Die vorliegende Vereinbarung ist schwergewichtig auf die gegenseitige Tarifbehandlung der erfassten Waren ausgerichtet. Die Unterstellung unter die Ursprungs4990

bestimmungen des Freihandelsabkommens von 1972 dient dazu, den Warenkorb ursprungsmässig einzugrenzen und die u.a. für die Tarifbehandlung nötige Verwaltungszusammenarbeit sicherzustellen.

7.2

Verfassungsgrundlage

Die Verfassungsgrundlage des Bundesbeschlusses besteht in der allgemeinen aussenpolitischen Kompetenz des Bundes nach Artikel 54 Absatz 1 der Bundesverfassung. Die Zuständigkeit der Bundesversammlung zur Genehmigung von völkerrechtlichen Verträgen ergibt sich aus Artikel 166 Absatz 2 der Bundesverfassung.

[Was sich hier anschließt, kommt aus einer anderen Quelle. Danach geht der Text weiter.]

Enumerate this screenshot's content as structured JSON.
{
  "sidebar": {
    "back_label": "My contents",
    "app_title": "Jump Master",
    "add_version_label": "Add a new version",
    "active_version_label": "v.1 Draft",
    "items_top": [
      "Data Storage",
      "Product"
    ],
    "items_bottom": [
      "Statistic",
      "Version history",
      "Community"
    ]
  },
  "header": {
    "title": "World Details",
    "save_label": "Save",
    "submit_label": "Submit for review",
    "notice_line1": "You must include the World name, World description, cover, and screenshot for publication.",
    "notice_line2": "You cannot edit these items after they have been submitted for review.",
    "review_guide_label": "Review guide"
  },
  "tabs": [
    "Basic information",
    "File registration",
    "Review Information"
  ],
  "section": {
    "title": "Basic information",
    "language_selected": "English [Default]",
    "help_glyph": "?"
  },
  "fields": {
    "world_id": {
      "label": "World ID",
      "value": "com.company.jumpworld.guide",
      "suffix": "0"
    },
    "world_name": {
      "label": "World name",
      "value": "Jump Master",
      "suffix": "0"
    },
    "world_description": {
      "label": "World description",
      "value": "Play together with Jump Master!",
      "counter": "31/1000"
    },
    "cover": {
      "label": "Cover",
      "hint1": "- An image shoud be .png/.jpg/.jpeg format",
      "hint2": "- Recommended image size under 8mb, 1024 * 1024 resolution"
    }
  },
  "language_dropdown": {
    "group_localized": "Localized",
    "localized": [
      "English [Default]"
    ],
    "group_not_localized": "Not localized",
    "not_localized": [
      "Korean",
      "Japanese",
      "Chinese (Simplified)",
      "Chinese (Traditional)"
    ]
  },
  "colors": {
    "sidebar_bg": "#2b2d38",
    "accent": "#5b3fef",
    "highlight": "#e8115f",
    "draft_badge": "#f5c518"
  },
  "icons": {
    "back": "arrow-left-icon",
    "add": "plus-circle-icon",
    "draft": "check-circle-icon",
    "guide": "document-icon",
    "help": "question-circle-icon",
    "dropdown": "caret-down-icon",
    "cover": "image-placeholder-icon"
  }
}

Der Briefwechsel enthält keine ausdrückliche Kündigungsklausel. Die beiden Vertragsparteien betrachten den Briefwechsel insgesamt lediglich als vorübergehende Lösung. Durch die Unterstellung der erfassten Produkte unter die Ursprungsbestimmungen des Freihandelsabkommens von 1972 (Protokoll Nr. 3; SR 0.632.401.3) bilden der Briefwechsel und das Protokoll Nr. 3 letztlich eine Einheit, weshalb die beiden Briefe wie das Protokoll Nr. 3 kündbar sind (vgl. auch Artikel 56 des Wiener Übereinkommens über das Recht der Verträge, SR 0.111). Es liegt weder ein Beitritt zu einer internationalen Organisation noch eine multilaterale Rechtsvereinheitlichung vor. Der Ihnen zur Genehmigung unterbreitete Bundesbeschluss unterliegt somit nicht dem fakultativen Referendum nach Artikel 141 Absatz 1 Buchstabe d der Bundesverfassung.